Saturday, December 20, 2003

Good Morning Life
I met with my soon-to-be former spouse yesterday. It was civil and I found myself missing him after we traded some civilities. Remember the good times? Tears stream unrestricted from my eyes. But I wasn't really crying. Remeber the inside jokes? We ate and joked and talked about when things were okay with us. He gave me a Christmas gift. He gave me a Christmas gift.

Tomorrow morning, he is leaving town to spend the holidays with his family. Then his family is accompanying him back here for Christmas morning. They want the two of us to be together for that day. I made no committments, and in fact, I've volunteered to work an extended stretch of hours at work so that I don't have to even think about the Holidays. I'm on overnights right now, through mid-January.

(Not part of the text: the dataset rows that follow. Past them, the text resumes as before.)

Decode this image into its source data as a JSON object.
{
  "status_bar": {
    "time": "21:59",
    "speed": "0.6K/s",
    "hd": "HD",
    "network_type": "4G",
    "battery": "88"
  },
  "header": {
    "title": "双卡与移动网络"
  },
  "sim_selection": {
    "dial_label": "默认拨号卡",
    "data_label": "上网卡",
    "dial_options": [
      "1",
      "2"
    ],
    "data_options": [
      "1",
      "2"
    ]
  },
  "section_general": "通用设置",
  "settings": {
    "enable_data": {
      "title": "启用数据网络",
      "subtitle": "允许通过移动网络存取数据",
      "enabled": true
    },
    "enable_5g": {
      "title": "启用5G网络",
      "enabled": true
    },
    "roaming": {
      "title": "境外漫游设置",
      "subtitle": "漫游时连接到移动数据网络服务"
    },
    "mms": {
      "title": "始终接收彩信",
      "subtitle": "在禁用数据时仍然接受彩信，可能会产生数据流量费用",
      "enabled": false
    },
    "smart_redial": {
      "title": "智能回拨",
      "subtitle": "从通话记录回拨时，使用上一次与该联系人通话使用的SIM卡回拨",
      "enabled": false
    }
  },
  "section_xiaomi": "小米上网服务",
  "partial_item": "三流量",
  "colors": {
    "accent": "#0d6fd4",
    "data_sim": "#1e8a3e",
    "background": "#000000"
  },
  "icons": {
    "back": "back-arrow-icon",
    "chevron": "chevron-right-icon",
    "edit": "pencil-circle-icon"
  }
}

Today at the bookstore, I bought him a couple of books. It seemed only right since he bought me a thoughtful gift. You know, it is really confusing to me how he is so serene, and wants to give me all of the time I need. All of a sudden, he's more understanding. He can function on his own. It's like as soon as he lost me, he could function like a normal human being. So my confusion and sadness are mainly remorse that he was never reasonably well-adjusted when he was with me.

There is some hope still left in him, that we'll reconsile one day. That part of me that always wants to make everyone happy, still wants to give him hope. But it left me so cold when I saw him. I wanted to scream and say "DIDN'T YOU EVER LOVE ME?!?!" And if you did, why are you so cold right now? Why am I the only one with tears streaming down her face?

So there is that thing about a weekend in Dallas...
Yeah, I took off to the Dallas metroplex for the weekend. Last weekend. It's close enough to drive it, and I met with colleague for sight-seeing and real food. See, they don't make real food where I come from. But anyways, I had my photo taken in front of the legendary Grassy Knoll. I shopped. I ate a prime rib the size of a house. Good people, good drink, good fun.
I give...
My dearest darling twin wanted the details, because she's nosy. Guess what sissy? I'm not sharing. But she wouldn't relent. She began to accuse me of everything from shirking my familial duties by not showing up at Christmas, to hinting at infidelity to my estranged spouse. I refused to be aparty to that line of questioning. Simply put, it's disrespectful to me. In the end, (we were chatting online when this occurred) she asked me to please never talk to her again, and that she would return my Christmas gifts unopened!